126 00:14:34.600 ⇒ 00:14:35.330 Henry Zhao: Have one.
127 00:14:36.990 ⇒ 00:14:39.870 Henry Zhao: So I tagged you in this so you can look at this later.
128 00:14:40.960 ⇒ 00:14:45.719 Henry Zhao: I already assigned it to you, actually, I think.
129 00:14:46.270 ⇒ 00:14:47.570 Casie Aviles: Oh, okay, nice.
130 00:14:48.100 ⇒ 00:14:54.990 Henry Zhao: It’s this one. Churn and refund. Well, it’s not churn, cancel and refund analysis.
131 00:14:55.300 ⇒ 00:15:02.890 Henry Zhao: Can’t do churn right now, because not enough… Enough months of time.
132 00:15:03.910 ⇒ 00:15:06.640 Henry Zhao: Catalyst started in September.
133 00:15:09.470 ⇒ 00:15:10.340 Henry Zhao: Okay?
134 00:15:10.840 ⇒ 00:15:11.540 Casie Aviles: Alright.
135 00:15:11.900 ⇒ 00:15:15.090 Casie Aviles: Yep, I’ll… I’ll just take a look.
136 00:15:15.430 ⇒ 00:15:21.240 Henry Zhao: Check for the thread. I tagged you in with Annie.
137 00:15:21.470 ⇒ 00:15:23.649 Henry Zhao: Also, messaged you tips.
138 00:15:24.110 ⇒ 00:15:29.639 Henry Zhao: on… 11.25 at 3.15 p.m. Eastern.
139 00:15:29.820 ⇒ 00:15:41.320 Henry Zhao: I don’t know what time zone you’re in, so I just… just put Easton. Okay? And let me know if you have any questions. This, since you’re not… this is new to you, it might take you more points, so… you can just change… change it to whatever you need to change it to.
140 00:15:41.610 ⇒ 00:15:44.620 Casie Aviles: Okay, will the due date be the same here, or…
141 00:15:45.570 ⇒ 00:15:46.790 Henry Zhao: Will it be the same web?
142 00:15:47.050 ⇒ 00:15:48.209 Casie Aviles: Did you date?
143 00:15:49.700 ⇒ 00:16:00.150 Henry Zhao: I don’t think it’s that urgent. I just put tomorrow since Thanksgiving starts tomorrow, and they probably want to have some indicator before, like, they come back from Black Friday.

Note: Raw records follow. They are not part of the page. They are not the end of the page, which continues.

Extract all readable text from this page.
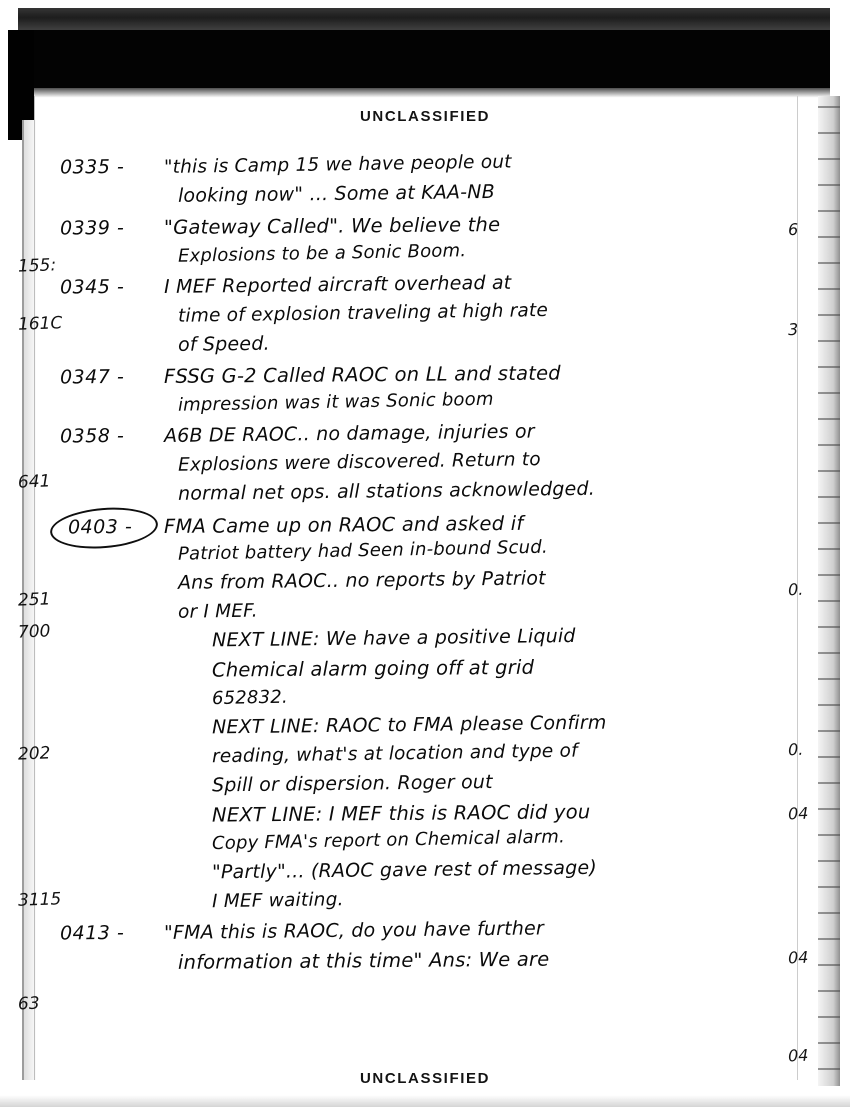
UNCLASSIFIED
155:
161C
641
251
700
202
3115
63
6
3
0.
0.
04
04
04
0335 -	"this is Camp 15 we have people out
looking now" ... Some at KAA-NB
0339 -	"Gateway Called". We believe the
Explosions to be a Sonic Boom.
0345 -	I MEF Reported aircraft overhead at
time of explosion traveling at high rate
of Speed.
0347 -	FSSG G-2 Called RAOC on LL and stated
impression was it was Sonic boom
0358 -	A6B DE RAOC.. no damage, injuries or
Explosions were discovered. Return to
normal net ops. all stations acknowledged.
0403 -	FMA Came up on RAOC and asked if
Patriot battery had Seen in-bound Scud.
Ans from RAOC.. no reports by Patriot
or I MEF.
NEXT LINE: We have a positive Liquid
Chemical alarm going off at grid
652832.
NEXT LINE: RAOC to FMA please Confirm
reading, what's at location and type of
Spill or dispersion. Roger out
NEXT LINE: I MEF this is RAOC did you
Copy FMA's report on Chemical alarm.
"Partly"... (RAOC gave rest of message)
I MEF waiting.
0413 -	"FMA this is RAOC, do you have further
information at this time" Ans: We are
UNCLASSIFIED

144 00:16:00.650 ⇒ 00:16:01.620 Casie Aviles: Okay, okay.
145 00:16:04.160 ⇒ 00:16:04.640 Casie Aviles: Alright.
146 00:16:04.640 ⇒ 00:16:09.990 Henry Zhao: Yeah. If you are stuck, just let me know if you have any questions, that might help you get it done faster.
147 00:16:10.700 ⇒ 00:16:12.609 Casie Aviles: Sure, sure. Okay. Thank you.
148 00:16:12.610 ⇒ 00:16:19.100 Henry Zhao: You can also ask Awayish, because he works a lot with the Catalyst data. He’s the one that actually knows about, like, what we should be paying, what we shouldn’t be paying.
149 00:16:19.230 ⇒ 00:16:20.750 Henry Zhao: And how that stuff gets tracked.
150 00:16:21.780 ⇒ 00:16:22.690 Casie Aviles: Okay.
151 00:16:24.080 ⇒ 00:16:24.750 Henry Zhao: Okay?
152 00:16:25.290 ⇒ 00:16:26.710 Henry Zhao: Rash, or whatever, you can ask me.
153 00:16:28.460 ⇒ 00:16:30.260 Casie Aviles: Okay, thank you, Henry.
154 00:16:30.260 ⇒ 00:16:32.890 Henry Zhao: Okay, no problem, thank you for helping out with the analysis.
155 00:16:33.320 ⇒ 00:16:34.360 Casie Aviles: Okay, yeah.
156 00:16:34.700 ⇒ 00:16:35.430 Henry Zhao: Take care.
157 00:16:35.550 ⇒ 00:16:36.250 Henry Zhao: Bye-bye.